Я записывать не стала. Слишком уж явно было бы. Запомнила.
Уже на пороге, когда я уходила, Анна Петровна меня окликнула.
— Нина.
— Что?
Она стояла, держась за косяк. Маленькая, в шали, седая.
— Ты не вали меня под собрание. Я помирать скоро. А страшно всё равно.
— Не буду.
— Ты обещай.
— Обещаю.
Она кивнула и закрыла дверь.
***
К Марфе Шумилиной я в тот же день не пошла. Не хватило духу. Дома сготовила обед, накормила Алёшку, разобрала с ним задачку по арифметике.
После ужина она сказала:
— Нина.
— Что, мам.
— Ты всё выискиваешь.
Я не ответила.
— По дворам ходишь.
— Хожу.
Она помолчала.
— Ты думаешь, правда одна ходит? За ней всегда беда следом.
— Мам.
— Подожди. Я не запрещаю. Я только говорю — отец твой не потому молчал, что не понимал.
— И что хорошего из этого молчания вышло, мам?
Она посмотрела на меня. У неё были глаза такие — спокойные, без укора, но в этом спокойствии было больше веса, чем в любом окрике.
— Из этого молчания, Нина, ты вышла. И Алёшка. И дом этот. Не он один молчал — мы все молчали.
Я не нашла что ответить.
***
К Марфе я пошла на следующий день, после работы. Шумилины жили на верхней улице, у клуба. Дом у них был большой, с пристройкой, но видно было, что хозяева сдают. Краска на наличниках облезла, доски крыльца почернели. Муж Марфы, Семён, сидел дома уже третий год. Марфа работала на ферме, всё на ней.
Открыла она сама. В фуфайке, в платке, лицо красное от мороза и работы.
— Нина. Заходи, что ли. Только у меня печь не топлена, я с дойки.
— Я ненадолго, Марфа Егоровна.
— Здрасьте, Семён Степаныч.
— Здорово, Нина.
Семён поднялся, опираясь на палку, и неторопливо пошёл за печь. Марфа сняла платок, повесила на гвоздь, села.
— Ну, чего?
Я не стала юлить.
— Марфа Егоровна, я ведомости перебираю. В декабрьской выдаче напротив вашей фамилии стоит подпись о получении овса.

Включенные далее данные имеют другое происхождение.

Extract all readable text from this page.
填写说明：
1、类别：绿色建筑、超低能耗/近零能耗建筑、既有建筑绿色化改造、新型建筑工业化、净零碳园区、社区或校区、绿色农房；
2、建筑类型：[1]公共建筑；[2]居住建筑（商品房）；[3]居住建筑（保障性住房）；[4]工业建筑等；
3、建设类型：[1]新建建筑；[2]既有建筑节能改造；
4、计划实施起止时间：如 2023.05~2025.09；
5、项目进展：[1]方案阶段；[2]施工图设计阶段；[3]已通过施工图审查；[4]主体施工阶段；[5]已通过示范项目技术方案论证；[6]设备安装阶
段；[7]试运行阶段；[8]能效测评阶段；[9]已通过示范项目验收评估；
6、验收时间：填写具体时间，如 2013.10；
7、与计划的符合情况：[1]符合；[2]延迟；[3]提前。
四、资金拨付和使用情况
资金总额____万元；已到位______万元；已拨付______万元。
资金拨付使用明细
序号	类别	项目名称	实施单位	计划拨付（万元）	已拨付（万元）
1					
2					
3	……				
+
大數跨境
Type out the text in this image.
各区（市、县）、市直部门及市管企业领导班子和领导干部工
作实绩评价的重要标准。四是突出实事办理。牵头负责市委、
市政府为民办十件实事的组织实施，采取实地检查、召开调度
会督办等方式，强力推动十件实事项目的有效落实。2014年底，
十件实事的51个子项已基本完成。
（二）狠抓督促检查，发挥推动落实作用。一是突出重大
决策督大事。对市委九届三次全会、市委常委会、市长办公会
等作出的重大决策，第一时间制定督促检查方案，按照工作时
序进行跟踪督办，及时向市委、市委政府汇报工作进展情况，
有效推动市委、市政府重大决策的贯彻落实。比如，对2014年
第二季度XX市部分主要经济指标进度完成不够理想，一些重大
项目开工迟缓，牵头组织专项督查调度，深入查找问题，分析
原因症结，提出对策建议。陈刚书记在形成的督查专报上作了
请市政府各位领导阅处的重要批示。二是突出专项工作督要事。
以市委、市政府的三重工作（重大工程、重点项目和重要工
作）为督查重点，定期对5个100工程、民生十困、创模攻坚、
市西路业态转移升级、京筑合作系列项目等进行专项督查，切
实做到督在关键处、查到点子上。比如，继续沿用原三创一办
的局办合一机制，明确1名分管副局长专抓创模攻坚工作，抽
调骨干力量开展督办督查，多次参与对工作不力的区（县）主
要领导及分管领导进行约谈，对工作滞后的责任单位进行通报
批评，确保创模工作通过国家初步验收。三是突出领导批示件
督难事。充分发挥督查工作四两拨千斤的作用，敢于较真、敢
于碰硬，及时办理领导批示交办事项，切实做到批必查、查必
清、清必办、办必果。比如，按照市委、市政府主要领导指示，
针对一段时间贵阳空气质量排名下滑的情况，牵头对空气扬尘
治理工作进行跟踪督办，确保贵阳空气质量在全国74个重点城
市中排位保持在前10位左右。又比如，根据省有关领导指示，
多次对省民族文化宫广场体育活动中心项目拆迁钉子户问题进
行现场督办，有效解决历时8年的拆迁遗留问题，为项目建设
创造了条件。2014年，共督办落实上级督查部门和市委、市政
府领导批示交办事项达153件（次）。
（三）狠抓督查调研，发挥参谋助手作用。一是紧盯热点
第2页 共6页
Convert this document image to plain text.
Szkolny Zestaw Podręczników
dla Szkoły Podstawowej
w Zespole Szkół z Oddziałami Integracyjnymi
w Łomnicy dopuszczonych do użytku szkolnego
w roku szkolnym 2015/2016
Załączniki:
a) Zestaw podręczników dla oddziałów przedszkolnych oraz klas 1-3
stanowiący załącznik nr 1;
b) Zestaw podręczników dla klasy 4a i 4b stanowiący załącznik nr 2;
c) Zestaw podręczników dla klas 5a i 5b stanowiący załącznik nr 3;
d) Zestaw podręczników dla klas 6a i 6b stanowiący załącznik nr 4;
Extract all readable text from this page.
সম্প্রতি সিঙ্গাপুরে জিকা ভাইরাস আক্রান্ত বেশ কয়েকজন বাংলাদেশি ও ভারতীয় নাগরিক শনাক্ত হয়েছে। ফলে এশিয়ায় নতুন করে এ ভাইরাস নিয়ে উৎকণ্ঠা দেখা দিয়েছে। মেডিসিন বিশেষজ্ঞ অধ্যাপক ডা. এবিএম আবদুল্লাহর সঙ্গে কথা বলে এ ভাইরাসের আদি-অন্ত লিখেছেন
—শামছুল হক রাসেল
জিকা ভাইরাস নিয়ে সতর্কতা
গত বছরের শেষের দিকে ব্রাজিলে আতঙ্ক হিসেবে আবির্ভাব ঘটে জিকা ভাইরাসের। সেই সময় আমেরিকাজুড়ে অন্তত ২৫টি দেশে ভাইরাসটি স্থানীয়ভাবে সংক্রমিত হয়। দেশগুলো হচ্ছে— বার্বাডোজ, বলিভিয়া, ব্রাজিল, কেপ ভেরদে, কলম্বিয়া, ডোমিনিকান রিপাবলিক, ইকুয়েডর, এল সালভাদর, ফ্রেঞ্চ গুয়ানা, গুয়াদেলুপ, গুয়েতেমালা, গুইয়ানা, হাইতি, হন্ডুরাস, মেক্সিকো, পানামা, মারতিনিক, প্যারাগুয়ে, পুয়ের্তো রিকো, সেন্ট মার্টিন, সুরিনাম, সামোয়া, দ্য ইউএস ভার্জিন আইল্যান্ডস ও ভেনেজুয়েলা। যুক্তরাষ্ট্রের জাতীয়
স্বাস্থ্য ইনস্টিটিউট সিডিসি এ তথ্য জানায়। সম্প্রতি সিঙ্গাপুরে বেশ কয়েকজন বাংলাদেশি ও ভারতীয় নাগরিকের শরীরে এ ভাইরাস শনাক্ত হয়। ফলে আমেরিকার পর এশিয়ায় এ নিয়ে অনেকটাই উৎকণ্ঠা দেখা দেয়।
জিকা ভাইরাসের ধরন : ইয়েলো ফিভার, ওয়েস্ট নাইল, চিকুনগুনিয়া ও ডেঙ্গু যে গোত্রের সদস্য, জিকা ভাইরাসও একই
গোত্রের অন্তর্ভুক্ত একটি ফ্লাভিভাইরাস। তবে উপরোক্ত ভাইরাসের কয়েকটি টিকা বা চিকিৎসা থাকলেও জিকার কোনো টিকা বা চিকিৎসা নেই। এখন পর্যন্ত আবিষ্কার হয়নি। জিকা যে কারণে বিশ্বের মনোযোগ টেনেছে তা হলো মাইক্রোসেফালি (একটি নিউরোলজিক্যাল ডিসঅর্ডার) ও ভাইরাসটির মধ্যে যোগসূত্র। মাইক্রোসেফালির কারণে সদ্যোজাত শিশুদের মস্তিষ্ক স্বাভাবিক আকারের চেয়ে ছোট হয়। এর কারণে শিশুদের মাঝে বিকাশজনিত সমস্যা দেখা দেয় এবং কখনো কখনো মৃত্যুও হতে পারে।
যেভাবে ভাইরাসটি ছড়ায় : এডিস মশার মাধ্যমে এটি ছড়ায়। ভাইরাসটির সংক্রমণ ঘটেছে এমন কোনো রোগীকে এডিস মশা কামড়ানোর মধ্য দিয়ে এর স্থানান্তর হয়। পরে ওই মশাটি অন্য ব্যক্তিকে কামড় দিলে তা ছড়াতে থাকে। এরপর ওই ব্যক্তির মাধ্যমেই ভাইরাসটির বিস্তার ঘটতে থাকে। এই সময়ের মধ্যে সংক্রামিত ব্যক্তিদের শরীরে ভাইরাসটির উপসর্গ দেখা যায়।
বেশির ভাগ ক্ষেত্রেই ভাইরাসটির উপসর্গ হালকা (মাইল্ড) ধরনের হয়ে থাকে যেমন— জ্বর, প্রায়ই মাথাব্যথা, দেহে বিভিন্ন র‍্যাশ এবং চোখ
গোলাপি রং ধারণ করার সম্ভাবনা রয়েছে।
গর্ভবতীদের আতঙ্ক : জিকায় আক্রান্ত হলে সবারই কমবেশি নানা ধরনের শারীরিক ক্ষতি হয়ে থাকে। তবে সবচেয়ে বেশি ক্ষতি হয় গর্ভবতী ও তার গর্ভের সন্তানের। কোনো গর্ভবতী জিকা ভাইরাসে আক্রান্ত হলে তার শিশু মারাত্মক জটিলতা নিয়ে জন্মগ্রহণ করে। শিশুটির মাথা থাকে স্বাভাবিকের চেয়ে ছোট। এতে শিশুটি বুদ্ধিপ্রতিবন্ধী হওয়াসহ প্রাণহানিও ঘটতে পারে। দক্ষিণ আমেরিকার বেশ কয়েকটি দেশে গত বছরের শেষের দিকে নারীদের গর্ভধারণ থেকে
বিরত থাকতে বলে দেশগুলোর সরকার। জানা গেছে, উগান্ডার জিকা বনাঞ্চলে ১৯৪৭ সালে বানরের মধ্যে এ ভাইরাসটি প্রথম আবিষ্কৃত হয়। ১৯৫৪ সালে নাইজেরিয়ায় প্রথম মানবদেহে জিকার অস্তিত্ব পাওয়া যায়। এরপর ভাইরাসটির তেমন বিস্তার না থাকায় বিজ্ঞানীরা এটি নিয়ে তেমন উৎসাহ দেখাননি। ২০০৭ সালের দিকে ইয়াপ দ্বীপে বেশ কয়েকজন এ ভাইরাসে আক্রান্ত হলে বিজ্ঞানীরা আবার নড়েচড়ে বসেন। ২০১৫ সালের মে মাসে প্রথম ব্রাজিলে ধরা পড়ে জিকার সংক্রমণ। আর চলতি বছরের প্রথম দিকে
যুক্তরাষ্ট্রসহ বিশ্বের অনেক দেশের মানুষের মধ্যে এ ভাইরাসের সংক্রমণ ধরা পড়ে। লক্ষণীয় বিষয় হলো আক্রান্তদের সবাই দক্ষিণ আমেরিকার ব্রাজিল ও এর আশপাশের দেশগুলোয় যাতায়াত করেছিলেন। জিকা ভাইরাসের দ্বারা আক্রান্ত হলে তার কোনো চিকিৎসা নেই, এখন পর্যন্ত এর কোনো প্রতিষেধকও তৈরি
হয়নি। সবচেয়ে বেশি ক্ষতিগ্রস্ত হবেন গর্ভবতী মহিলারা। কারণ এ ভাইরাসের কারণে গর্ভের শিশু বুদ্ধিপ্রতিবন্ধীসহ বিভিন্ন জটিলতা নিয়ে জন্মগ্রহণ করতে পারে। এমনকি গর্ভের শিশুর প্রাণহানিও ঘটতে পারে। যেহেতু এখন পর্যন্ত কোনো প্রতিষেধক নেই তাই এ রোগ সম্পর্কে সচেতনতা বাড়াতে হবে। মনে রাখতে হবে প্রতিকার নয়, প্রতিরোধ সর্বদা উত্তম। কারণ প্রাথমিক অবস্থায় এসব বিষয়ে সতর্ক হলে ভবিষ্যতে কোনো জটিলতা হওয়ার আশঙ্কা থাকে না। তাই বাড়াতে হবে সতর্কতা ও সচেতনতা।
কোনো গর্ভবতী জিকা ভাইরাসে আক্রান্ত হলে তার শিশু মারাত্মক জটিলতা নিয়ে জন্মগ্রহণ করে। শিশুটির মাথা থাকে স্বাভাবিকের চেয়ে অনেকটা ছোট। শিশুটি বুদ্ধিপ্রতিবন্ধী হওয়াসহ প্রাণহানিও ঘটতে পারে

Марфа замерла. Потом коротко, нервно засмеялась.
— Ох ты ж.
— Получали?
— Получала, как же. — Она хлопнула рукой по столу. — Дождалась я того овса. До сих пор жду.
— То есть не было?
— Не было, Нина. Ничего не было. Лыков пришёл — это когда Семёна только-только из больницы привезли, ему ещё перевязки на дому делали, — пришёл, сел вот тут, где ты сидишь, и говорит: «Марфа, у тебя положение тяжёлое, мы с председателем посоветовались, выпишем тебе на двор и овса, и муки, и корма для коровы. Только распишись пораньше, чтоб мы оформление успели сделать к концу года».
— И вы подписали.
— А ты бы не подписала, Нина? Муж лежит, нога — култышка, корова кричит без корма, дети в чём ходить будут весной — не знаю. Конечно подписала.
Она посмотрела на меня — прямо, без отвода глаз.
— Знаешь, что мне дали? Полмешка муки. Половину. И записку — потом доберёшь. Я к Клавдии — где остальное? Она мне — Марфа, по бумагам у тебя всё закрыто. Я говорю — а полмешка как же? А она — а это, говорит, по другой статье. А по какой — не сказала.
— Овса не было?
— Ни зёрнышка. Я ещё раз ходила, и ещё. К Фёдору Кузьмичу попасть пыталась. Он то на совещании, то в районе. Один раз вышел, говорит: «Марфа, ты в обиде, я понимаю, но колхоз не дойная корова. Что было — выдали. Что не выдали — извини, не наскребли». Это в феврале уже. А подпись моя стояла декабрём.
Она помолчала. На печи что-то стукнуло — Семён, наверное, перекладывал что-то.
— Я ходить перестала. Ходи — не ходи, бумага подписана.
— Марфа Егоровна. А вы помните, кто ещё в тот день в конторе был, когда вы подписывали?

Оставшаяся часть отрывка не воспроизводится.